Elizabeth Board of Ed President charged in school lunches case

Elizabeth School Board President Marie Munn, a City of Elizabeth employee, and the husband of the Head of Custodians for the Elizabeth School District were all arrested this morning and charged with defrauding the Elizabeth School District’s free lunch program, according to the state Attorney General’s Office.

Munn, head of custodians Peter Abitanto and schools district employee Angela Lucio allegedly falsified information on applications for the Elizabeth Public Schools Free and Reduced Price School Meals Program, which led to the theft of a total of more than $7,000 in free or low-cost lunches. 

Detectives of the New Jersey State Police Official Corruption North Unit arrested all three at their homes this morning.  They were processed at the State Police Newark Station and released. 

“It is deeply troubling that the president of the Elizabeth School Board and the spouses of two other high-level district officials were allegedly stealing from a program intended to ensure that disadvantaged children get the nutritious lunches that they need to thrive in school,” said Dow. “We will not tolerate this type of abuse of a publicly funded assistance program by school district insiders.”

“We allege that the three individuals charged today exploited the federally subsidized school lunch program by lying about their family incomes to obtain free lunches for their children,” said Criminal Justrice Division Director Stephen Taylor. “Our investigation into fraud in this program is ongoing.”

The AG’s Office said that on five occasions from 2006 to 2011, Munn falsified information on school lunch applications which resulted in the theft of $3,946 worth of free lunches for her two children.  For example, on at least one application, Munn allegedly falsified her weekly income and omitted her husband’s salary completely. 

By falsifying applications from 2006 to 2011 for free lunches, Abitanto allegedly wrongfully obtained $2,169 worth of free lunches for his child.  An investigation determined that Abitanto allegedly falsified his salary information. 

Lastly, it is alleged that on three occasions from 2008 to 2011, Lucio falsified applications and wrongfully obtained $899 worth of free lunches for her two children. 

The investigation was launched by the Division of Criminal Justice Corruption Bureau after an article in The Star-Ledger revealed that the children of officials in the Elizabeth school district were improperly participating in the federally subsidized school lunch program despite household incomes that exceeded the limits for eligibility.

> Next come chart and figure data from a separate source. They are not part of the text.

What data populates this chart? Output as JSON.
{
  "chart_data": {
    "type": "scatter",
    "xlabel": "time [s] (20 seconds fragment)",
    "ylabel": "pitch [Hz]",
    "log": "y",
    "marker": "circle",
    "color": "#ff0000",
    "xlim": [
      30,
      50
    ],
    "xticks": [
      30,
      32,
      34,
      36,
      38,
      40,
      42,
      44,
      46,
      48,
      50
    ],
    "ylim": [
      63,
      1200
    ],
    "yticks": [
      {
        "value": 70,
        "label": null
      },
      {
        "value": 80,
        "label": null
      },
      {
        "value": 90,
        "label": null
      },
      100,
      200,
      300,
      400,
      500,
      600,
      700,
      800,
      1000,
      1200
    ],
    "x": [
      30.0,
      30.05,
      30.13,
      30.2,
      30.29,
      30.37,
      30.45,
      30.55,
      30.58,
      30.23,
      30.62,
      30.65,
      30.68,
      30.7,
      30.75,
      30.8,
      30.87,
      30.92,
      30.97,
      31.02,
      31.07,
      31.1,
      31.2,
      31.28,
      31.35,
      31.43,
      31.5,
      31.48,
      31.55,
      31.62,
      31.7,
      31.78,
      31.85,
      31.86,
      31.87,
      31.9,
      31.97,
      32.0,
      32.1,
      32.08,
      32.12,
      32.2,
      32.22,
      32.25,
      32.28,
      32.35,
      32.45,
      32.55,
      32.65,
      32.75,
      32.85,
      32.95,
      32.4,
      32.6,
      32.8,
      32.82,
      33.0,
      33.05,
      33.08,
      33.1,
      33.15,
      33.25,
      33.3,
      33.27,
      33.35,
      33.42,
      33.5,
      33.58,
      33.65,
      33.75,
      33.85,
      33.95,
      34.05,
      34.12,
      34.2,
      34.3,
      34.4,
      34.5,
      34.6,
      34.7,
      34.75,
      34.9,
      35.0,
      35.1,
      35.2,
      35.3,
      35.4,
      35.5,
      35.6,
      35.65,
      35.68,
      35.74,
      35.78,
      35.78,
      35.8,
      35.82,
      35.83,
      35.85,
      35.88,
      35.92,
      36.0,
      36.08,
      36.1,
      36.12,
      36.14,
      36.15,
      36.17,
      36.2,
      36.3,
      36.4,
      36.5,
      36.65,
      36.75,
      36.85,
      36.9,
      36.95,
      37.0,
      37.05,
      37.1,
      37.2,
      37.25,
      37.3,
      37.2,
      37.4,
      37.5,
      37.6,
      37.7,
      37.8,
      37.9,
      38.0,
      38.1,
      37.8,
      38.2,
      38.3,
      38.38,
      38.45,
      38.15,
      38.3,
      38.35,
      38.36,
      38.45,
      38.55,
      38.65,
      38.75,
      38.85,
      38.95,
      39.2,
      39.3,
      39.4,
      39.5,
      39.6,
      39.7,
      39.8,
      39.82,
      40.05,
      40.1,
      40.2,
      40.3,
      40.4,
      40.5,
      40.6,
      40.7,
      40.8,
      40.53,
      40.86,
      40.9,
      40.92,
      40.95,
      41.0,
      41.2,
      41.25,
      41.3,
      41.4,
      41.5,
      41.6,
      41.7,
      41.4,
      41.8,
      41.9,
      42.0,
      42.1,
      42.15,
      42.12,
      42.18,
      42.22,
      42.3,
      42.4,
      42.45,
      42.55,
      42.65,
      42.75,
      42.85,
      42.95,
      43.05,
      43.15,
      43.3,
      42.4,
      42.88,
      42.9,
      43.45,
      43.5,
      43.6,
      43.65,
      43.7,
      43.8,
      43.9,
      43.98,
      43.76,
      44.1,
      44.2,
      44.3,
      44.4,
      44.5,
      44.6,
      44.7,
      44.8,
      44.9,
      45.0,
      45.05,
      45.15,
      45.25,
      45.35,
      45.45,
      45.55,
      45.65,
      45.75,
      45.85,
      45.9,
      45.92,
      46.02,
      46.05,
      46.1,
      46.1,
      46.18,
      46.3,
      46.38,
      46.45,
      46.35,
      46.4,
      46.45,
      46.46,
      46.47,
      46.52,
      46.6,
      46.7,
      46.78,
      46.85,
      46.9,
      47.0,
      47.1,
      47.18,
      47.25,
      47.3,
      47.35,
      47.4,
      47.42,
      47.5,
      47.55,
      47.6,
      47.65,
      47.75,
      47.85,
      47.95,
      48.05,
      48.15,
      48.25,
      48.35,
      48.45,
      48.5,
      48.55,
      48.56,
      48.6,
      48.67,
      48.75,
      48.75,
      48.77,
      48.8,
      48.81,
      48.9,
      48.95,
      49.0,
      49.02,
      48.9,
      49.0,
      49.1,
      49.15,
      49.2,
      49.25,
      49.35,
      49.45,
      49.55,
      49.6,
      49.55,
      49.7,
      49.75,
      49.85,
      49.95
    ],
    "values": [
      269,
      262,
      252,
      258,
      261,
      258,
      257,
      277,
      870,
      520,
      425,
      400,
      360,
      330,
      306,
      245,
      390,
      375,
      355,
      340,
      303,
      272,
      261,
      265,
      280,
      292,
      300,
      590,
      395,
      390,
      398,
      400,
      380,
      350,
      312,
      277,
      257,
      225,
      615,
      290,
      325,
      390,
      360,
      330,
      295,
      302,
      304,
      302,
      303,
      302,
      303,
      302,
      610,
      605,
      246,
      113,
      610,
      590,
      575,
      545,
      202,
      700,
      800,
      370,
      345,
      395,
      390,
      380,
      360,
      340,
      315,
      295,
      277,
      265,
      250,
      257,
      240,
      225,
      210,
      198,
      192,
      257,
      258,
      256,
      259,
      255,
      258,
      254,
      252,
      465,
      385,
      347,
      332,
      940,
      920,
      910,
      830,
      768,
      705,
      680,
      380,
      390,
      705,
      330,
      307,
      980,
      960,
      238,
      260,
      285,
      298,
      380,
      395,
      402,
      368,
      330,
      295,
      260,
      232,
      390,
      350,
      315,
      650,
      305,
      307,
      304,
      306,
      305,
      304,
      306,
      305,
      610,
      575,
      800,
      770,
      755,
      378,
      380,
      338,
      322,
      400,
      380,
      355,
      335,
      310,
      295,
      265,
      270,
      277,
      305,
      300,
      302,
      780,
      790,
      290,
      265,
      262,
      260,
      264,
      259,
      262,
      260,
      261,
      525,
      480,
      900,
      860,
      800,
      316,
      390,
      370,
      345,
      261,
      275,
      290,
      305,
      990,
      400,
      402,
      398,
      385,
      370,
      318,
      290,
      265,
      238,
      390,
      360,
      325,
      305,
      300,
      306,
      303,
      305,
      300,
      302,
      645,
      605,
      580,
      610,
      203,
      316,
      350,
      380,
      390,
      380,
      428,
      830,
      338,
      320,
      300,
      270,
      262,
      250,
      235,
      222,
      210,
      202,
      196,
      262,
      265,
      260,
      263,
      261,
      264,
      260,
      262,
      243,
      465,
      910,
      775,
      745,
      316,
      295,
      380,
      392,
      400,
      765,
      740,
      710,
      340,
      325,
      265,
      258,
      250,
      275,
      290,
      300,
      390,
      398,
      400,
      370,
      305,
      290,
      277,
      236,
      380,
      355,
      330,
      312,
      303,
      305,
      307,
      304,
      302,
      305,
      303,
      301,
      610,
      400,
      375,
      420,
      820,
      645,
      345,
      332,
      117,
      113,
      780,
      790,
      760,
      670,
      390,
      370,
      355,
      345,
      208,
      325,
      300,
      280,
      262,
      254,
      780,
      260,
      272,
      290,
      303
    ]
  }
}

“Because the charges are indictable offenses, this case is subject to presentation to a grand jury for potential indictment. The charges are merely accusations and the defendants are presumed innocent until proven guilty,” according to a release from the state AG’s Office. “Third-degree crimes carry a maximum sentence of five years in state prison and a $15,000 fine.

“Detective Lisa King of the New Jersey State Police Official Corruption North Unit and Deputy Attorney General Mark Ondris of the Division of Criminal Justice Corruption Bureau conducted and coordinated the investigation.  They were assisted by Detective Pablo Castro of the State Police Official Corruption North Unit.  The case has been assigned to Deputy Attorney General Ondris for prosecution.”

State Sen. Mike Doherty, (R-23), Oxford, applauded the arrests.

“This is the tip of the iceberg,” said Doherty, who advocates school funding reform. “I am advocating that we make this a major issue of the fall campaign. Had we taken this issue as the primary issue of the campaign, we would be going in for the kill. Certainly, there is still an opportunity to ramp this issue up.”